SB : Je fabrique toujours la musique avant de tourner. Je considère la musique comme une ligne d’écriture complémentaire. Elle permet des images, de tourner autrement, ça peut me faire économiser des dialogues et me faire  penser à des scènes. Je lui [au compositeur Camille Rocailleux] ai dit : “on travaille sur deux choses : la tension et l’enfermement”. Que ce soit avec ce schéma répétitif qui s’arrête et qui reprend, c’est sa proposition, ça ne répond pas à une demande de ma part. Et quand je vois ça je me dis “quelle tension ça crée car on est en apnée… boum et ça repart”. La voix lyrique, c’est une proposition à lui. J’ai trouvé que c’était une idée géniale car elle racontait cet autre monde, potentiellement un monde inaccessible. Mes mots sont clairs au départ puis il y a sa liberté à lui. 

On a ensuite assisté à un débat après la projection du film dont on a retranscrit quelques éléments pour compléter : 

L : Dans vos films récents, rarement a été aussi bien nouée la question de l’intime et du professionnel

SB : Parce que c’était le fruit de tous les témoignages. 100% des personnes racontaient à quel point leur vie personnelle avait été tellement impactée par cette impossibilité à résoudre des problèmes, de faire quelque chose qu’ils ne pouvaient pas faire. Ils ont continué à penser que cette impossibilité de faire était liée à une compétence, mais juste l’injonction ne fait plus sens et c’est ce que j’ai essayé de traduire. 

L : Comment vous avez choisi de tourner, j’ai l’impression que vous avez systématisé le multicaméras ? 
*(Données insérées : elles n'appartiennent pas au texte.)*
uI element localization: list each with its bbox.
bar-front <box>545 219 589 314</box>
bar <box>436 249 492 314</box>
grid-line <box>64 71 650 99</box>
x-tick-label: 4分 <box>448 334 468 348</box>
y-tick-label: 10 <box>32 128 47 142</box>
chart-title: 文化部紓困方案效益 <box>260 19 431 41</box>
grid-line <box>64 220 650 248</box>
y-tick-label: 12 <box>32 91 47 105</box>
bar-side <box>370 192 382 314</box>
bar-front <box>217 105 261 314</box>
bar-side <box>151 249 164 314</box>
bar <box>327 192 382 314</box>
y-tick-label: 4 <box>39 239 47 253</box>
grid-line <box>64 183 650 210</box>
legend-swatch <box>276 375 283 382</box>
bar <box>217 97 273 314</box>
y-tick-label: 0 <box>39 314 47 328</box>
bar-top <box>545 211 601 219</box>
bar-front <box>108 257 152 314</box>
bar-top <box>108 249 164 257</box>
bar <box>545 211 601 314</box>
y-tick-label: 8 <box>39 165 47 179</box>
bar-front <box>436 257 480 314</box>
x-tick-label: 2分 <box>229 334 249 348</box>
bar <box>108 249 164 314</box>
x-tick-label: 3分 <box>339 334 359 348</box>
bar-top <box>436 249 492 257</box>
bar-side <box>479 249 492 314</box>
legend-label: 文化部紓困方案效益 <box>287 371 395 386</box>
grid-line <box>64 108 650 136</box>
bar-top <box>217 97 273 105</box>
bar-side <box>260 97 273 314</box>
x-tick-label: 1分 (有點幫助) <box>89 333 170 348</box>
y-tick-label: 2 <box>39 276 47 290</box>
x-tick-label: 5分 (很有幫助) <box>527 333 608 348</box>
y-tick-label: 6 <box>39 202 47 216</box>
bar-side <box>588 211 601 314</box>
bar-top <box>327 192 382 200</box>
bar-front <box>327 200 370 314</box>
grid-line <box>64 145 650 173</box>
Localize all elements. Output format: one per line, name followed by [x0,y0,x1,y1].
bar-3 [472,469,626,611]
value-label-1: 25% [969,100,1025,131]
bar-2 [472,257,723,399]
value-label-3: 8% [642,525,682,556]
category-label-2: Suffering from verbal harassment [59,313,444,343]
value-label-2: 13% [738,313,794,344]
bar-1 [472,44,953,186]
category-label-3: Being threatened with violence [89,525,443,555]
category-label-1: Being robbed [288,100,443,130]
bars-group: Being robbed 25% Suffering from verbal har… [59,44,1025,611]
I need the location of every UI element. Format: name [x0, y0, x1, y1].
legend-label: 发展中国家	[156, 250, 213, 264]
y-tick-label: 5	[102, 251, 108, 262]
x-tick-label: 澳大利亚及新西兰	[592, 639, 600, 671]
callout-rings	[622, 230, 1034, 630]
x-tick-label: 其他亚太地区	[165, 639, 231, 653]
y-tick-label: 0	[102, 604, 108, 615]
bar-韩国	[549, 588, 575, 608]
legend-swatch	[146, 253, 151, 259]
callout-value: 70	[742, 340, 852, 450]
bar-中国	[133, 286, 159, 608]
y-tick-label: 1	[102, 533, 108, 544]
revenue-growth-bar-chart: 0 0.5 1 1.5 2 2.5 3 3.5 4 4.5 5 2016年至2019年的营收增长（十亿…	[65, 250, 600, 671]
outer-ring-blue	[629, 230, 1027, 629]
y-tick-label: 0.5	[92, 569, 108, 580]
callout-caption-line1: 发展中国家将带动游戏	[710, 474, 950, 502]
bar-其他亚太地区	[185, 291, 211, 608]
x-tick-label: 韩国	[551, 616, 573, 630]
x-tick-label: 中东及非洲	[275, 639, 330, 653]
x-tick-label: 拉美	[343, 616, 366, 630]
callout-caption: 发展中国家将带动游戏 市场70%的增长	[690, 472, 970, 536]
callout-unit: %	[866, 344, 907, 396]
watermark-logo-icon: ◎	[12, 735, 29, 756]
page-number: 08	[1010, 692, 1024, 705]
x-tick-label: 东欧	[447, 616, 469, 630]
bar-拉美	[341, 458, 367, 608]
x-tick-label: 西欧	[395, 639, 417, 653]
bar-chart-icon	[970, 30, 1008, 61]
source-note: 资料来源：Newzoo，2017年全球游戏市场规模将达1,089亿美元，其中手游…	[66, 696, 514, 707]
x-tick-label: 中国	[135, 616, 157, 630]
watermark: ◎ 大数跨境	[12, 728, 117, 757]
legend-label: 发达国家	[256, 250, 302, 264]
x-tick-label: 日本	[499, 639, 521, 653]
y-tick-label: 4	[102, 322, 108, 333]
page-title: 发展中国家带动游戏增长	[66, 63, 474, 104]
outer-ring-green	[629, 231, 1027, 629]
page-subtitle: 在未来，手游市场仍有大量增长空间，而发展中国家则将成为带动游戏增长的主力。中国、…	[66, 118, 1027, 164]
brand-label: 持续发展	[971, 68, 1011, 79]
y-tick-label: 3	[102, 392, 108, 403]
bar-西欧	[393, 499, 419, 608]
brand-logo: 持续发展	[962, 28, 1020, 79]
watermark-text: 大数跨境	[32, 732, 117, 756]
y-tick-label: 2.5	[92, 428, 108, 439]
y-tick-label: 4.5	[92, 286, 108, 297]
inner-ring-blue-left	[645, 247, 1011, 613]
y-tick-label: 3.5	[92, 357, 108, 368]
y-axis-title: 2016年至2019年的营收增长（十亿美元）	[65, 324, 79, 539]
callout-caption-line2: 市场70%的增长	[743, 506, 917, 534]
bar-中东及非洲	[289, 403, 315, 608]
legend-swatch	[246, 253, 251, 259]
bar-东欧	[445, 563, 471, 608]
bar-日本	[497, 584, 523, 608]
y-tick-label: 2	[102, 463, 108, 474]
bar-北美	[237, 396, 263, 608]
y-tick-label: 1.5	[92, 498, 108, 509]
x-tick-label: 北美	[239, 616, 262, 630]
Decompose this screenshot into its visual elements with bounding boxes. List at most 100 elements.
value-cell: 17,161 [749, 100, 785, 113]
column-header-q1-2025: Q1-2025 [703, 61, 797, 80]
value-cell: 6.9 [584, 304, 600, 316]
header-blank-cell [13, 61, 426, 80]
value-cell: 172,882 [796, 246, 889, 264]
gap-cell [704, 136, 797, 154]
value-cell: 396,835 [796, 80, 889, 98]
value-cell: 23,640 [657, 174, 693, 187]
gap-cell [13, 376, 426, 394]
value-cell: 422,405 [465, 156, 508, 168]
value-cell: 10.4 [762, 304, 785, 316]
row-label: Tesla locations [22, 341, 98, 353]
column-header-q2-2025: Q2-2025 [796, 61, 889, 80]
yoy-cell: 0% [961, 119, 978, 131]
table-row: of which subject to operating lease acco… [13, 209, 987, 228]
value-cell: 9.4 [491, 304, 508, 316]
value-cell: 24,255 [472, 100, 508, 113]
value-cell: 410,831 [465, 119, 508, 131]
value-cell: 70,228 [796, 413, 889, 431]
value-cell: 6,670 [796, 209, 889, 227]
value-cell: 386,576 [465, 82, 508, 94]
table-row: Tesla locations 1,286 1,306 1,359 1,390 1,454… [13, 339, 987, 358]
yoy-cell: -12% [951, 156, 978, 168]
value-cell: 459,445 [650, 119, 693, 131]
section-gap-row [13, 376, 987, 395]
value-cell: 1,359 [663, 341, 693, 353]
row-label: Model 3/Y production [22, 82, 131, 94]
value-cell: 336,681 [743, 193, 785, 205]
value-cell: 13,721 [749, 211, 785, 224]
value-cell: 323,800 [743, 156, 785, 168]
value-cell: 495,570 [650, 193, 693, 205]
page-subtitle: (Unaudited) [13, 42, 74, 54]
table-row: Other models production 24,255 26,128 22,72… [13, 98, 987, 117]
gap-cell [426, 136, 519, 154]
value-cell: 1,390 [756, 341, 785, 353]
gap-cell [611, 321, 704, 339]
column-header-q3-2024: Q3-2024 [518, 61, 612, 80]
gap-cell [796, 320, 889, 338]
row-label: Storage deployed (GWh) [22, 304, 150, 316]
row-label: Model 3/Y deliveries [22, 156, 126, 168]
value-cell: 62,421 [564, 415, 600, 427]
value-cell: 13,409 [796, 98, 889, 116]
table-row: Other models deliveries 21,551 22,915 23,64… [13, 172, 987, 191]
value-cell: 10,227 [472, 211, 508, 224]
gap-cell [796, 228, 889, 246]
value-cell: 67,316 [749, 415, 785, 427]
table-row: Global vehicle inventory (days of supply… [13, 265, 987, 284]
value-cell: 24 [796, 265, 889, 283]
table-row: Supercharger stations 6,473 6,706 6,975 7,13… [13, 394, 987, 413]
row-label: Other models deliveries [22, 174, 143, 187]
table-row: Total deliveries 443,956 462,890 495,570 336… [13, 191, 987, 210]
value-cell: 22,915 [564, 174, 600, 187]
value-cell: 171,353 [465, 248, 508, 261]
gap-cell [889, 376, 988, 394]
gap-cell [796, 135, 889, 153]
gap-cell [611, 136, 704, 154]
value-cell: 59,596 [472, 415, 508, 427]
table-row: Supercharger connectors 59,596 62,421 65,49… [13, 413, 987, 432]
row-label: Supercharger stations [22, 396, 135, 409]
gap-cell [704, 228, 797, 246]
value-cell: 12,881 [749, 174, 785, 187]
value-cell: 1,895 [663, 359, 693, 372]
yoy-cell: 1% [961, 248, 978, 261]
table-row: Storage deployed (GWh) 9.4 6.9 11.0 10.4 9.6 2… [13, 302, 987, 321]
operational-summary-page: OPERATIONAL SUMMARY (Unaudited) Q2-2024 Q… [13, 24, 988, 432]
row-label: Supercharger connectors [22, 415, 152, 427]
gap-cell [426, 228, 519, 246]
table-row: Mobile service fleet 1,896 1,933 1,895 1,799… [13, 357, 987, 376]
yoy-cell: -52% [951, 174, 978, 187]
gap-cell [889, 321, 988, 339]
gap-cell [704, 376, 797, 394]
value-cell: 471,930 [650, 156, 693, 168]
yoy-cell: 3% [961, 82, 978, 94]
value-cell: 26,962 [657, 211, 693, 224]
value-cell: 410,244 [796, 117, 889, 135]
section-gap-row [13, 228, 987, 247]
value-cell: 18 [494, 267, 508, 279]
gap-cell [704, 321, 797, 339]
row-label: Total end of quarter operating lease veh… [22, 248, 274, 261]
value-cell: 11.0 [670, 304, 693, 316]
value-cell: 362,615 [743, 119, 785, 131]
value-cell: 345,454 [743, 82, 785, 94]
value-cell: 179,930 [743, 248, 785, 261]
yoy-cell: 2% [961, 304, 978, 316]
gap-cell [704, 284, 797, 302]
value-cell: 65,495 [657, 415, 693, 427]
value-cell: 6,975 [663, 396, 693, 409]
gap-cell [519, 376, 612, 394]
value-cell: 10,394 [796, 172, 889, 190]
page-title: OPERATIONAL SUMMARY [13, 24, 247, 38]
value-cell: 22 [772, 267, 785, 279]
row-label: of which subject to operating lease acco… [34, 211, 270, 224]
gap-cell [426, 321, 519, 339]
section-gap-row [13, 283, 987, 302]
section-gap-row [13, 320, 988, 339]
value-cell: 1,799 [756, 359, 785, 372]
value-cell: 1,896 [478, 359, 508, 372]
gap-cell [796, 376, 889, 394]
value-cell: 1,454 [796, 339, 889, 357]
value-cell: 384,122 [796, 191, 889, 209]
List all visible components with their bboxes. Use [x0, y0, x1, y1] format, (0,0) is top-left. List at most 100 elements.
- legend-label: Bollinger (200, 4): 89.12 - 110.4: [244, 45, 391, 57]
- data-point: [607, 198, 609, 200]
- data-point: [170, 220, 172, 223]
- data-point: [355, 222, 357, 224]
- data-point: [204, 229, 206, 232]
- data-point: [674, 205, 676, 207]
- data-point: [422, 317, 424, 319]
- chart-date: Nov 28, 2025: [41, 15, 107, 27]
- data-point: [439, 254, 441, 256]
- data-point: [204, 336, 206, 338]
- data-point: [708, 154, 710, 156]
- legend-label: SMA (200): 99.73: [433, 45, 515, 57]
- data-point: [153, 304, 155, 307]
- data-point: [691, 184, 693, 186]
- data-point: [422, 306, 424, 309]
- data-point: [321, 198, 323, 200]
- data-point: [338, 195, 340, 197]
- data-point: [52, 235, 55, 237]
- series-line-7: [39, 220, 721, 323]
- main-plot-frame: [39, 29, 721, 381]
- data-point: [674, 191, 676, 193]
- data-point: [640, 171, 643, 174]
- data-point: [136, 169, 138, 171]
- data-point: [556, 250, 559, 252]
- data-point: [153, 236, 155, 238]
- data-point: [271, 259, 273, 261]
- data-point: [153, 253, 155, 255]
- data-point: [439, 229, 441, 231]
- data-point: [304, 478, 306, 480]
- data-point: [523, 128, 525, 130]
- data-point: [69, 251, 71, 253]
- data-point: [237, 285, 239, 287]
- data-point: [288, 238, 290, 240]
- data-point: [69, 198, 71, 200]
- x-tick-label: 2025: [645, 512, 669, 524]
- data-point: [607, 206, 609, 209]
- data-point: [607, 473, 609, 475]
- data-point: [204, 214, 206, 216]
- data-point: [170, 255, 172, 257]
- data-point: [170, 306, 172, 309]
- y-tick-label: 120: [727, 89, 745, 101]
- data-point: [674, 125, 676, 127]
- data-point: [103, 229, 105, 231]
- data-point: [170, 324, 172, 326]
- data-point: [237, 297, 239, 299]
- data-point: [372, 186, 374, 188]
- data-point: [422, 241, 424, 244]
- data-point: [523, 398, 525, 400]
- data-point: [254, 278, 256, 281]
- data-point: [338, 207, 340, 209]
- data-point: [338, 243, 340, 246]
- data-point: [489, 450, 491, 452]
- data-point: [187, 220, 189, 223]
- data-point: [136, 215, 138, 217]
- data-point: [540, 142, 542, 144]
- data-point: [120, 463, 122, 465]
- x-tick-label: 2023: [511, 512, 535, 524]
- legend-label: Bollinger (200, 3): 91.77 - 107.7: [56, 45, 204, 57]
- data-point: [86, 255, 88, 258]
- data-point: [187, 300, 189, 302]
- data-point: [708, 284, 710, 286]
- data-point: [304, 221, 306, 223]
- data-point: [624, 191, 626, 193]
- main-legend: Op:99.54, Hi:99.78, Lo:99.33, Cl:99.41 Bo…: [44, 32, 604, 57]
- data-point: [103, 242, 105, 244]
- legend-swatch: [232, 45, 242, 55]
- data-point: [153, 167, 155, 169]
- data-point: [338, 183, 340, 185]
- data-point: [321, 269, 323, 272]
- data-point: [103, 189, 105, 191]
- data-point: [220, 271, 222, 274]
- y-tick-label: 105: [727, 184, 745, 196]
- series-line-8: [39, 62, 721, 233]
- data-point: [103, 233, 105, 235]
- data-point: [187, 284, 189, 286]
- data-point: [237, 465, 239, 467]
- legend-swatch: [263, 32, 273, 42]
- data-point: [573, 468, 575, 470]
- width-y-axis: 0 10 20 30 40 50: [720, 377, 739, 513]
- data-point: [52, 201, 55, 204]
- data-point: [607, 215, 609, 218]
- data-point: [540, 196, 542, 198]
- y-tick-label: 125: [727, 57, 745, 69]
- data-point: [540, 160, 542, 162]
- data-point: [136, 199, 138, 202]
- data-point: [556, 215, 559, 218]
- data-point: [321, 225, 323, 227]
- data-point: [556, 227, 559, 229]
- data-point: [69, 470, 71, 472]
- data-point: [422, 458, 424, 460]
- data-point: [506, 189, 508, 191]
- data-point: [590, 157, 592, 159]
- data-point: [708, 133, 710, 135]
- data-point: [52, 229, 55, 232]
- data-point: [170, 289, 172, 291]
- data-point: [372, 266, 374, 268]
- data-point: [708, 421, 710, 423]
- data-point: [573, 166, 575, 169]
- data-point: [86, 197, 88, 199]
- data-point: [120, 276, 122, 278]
SB : La grande différence avec La Loi du marché et En guerre c’est qu’ils empruntent à une dialectique documentaire, toutes les places de caméras sont celles qu’un documentaliste pourrait prendre. Là, il y avait nécessité de convoquer plus de fiction dans la mise en scène. Toutes les scènes de bureau sont filmées à trois caméras, les trois filmaient en même temps Vincent Lindon, comme l’idée d’être snipé de tous les côtés, il ne peut pas se sauver.